Tôt le matin,
la marâtre fit lever les enfants. Elle leur donna un morceau de
pain, plus petit encore que l'autre fois. Sur la route de la
forêt, Hansel l'émietta dans sa poche ; il s'arrêtait souvent pour
en jeter un peu sur le sol.
- Hansel, qu'as-tu à t'arrêter et à regarder autour de toi ? dit
le père. Va ton chemin !
- Je regarde ma petite colombe, sur le toit, pour lui dire au
revoir! répondit Hansel.
- Fou ! dit la femme. Ce n'est pas la colombe, c'est le soleil qui
se joue sur la cheminée.
Hansel, cependant, continuait à semer des miettes de pain le long
du chemin.
La marâtre conduisit les enfants au fin fond de la forêt, plus
loin qu'ils n'étaient jamais allés. On y refit un grand feu et la
femme dit :
- Restez là, les enfants. Quand vous serez fatigués, vous pourrez
dormir un peu nous allons couper du bois et, ce soir, quand nous
aurons fini, nous viendrons vous chercher.
A midi, Grethel
partagea son pain avec Hansel qui avait éparpillé le sien le long
du chemin. Puis ils dormirent et la soirée passa sans que personne
ne revînt auprès d'eux. Ils s'éveillèrent au milieu de la nuit, et
Hansel consola sa petite soeur, disant :
- Attends que la lune se lève, Grethel, nous verrons les miettes
de pain que j'ai jetées ; elles nous montreront le chemin de la
maison.
Quand la lune se leva, ils se mirent en route. Mais de miettes,
point. Les mille oiseaux des champs et des bois les avaient
mangées. Les deux enfants marchèrent toute la nuit et le jour
suivant, sans trouver à sortir de la forêt. Ils mouraient de faim,
n'ayant à se mettre sous la dent que quelques baies sauvages. Ils
étaient si fatigués que leurs jambes ne voulaient plus les porter.
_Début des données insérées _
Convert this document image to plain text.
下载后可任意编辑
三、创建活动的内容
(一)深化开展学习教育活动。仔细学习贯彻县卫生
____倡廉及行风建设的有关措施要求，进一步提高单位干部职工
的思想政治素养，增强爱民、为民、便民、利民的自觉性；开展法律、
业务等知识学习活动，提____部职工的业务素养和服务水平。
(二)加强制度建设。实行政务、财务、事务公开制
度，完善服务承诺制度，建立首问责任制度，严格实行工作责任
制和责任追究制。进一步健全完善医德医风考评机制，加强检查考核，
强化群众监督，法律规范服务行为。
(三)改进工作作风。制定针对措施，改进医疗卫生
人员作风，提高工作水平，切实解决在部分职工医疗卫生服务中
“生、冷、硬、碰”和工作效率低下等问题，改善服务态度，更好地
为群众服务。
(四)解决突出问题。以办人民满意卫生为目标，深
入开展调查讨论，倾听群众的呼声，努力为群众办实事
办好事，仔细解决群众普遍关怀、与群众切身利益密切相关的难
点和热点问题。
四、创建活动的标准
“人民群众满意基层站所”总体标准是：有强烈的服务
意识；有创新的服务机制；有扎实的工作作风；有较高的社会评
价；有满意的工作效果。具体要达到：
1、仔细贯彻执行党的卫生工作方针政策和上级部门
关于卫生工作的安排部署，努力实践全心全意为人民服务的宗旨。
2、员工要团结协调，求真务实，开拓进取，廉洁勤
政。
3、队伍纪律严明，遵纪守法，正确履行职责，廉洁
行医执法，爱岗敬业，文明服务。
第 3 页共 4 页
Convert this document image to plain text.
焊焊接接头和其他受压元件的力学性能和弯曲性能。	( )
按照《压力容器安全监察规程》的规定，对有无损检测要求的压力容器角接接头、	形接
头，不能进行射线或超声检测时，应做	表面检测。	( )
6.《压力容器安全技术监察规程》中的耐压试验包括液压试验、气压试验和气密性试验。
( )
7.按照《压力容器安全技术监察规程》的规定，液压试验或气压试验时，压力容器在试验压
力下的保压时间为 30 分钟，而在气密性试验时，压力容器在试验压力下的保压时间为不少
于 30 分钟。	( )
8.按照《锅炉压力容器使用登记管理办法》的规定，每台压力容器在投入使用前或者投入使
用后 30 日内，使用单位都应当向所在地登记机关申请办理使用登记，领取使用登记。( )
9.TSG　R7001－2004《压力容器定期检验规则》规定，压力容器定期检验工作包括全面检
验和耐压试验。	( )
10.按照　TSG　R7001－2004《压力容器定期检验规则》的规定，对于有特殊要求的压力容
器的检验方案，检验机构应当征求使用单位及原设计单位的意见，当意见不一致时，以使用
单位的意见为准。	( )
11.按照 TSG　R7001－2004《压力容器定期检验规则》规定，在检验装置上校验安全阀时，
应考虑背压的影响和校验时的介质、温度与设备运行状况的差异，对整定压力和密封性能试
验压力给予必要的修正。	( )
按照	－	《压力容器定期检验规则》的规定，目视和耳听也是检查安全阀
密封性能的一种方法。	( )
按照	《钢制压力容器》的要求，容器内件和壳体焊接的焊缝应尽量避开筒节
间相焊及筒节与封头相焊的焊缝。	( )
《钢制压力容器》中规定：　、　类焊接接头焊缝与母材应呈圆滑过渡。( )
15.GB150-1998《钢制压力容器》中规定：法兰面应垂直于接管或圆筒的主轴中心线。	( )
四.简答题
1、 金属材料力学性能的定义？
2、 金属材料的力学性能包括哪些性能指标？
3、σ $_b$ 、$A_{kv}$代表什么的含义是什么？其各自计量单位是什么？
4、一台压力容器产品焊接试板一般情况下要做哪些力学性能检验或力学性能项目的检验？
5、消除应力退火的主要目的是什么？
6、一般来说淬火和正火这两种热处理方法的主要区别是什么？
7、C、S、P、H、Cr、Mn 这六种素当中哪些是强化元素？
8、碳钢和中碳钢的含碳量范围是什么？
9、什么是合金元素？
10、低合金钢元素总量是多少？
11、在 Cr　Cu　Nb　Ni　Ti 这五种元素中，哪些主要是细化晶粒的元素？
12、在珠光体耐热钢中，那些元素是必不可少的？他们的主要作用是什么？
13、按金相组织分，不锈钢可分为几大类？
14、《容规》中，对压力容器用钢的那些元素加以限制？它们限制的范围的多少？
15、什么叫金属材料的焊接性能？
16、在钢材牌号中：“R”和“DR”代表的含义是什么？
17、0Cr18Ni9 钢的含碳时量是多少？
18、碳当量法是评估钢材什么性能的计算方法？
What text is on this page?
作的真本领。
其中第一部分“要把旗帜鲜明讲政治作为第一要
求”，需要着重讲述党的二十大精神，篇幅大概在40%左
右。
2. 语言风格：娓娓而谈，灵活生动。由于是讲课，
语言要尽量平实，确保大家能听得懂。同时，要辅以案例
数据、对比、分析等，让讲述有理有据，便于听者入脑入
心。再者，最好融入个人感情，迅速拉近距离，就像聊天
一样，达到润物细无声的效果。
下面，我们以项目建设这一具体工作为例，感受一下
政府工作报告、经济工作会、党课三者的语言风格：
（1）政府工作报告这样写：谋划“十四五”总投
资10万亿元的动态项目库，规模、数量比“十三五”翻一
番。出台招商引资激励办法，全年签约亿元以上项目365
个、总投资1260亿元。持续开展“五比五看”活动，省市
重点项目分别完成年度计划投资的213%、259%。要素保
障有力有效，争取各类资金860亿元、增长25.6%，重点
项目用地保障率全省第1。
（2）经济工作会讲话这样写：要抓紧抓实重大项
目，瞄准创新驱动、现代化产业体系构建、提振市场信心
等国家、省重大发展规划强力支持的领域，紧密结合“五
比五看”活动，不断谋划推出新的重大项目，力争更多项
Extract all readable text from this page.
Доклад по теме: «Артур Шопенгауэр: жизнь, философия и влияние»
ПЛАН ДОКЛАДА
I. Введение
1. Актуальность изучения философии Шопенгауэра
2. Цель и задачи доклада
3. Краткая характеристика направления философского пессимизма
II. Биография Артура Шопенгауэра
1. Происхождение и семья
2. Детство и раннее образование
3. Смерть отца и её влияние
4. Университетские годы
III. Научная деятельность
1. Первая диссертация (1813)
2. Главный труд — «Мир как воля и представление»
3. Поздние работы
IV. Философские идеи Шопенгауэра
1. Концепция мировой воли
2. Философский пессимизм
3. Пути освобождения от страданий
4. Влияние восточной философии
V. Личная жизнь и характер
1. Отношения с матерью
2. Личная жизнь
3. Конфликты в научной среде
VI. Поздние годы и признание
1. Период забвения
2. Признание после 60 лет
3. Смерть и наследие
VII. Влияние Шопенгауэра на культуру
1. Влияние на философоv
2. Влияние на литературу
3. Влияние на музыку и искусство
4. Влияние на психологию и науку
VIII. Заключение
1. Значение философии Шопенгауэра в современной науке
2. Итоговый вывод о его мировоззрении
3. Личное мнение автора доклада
Ils se couchèrent au pied d'un arbre et s'endormirent.
Trois jours
s'étaient déjà passés depuis qu'ils avaient quitté la maison
paternelle. Ils continuaient à marcher, s'enfonçant toujours plus
avant dans la forêt. Si personne n'allait venir à leur aide, ils
ne tarderaient pas à mourir. À midi, ils virent un joli oiseau sur
une branche, blanc comme neige. Il chantait si bien que les
enfants s'arrêtèrent pour l'écouter. Quand il eut fini, il déploya
ses ailes et vola devant eux. Ils le suivirent jusqu'à une petite
maison sur le toit de laquelle le bel oiseau blanc se percha.
Quand ils s'en furent approchés tout près, ils virent qu'elle
était faite de pain et recouverte de gâteaux. Les fenêtres étaient
en sucre. - Nous allons nous mettre au travail, dit Hansel, et
faire un repas béni de Dieu. Je mangerai un morceau du toit ; ça a
l'air d'être bon !
Hansel grimpa sur le toit et en arracha un petit morceau pour
goûter. Grethel se mit à lécher les carreaux. On entendit alors
une voix suave qui venait de la chambre
- Langue, langue lèche ! Qui donc ma maison lèche ?
Les enfants répondirent
- C'est le vent, c'est le vent. Ce céleste enfant.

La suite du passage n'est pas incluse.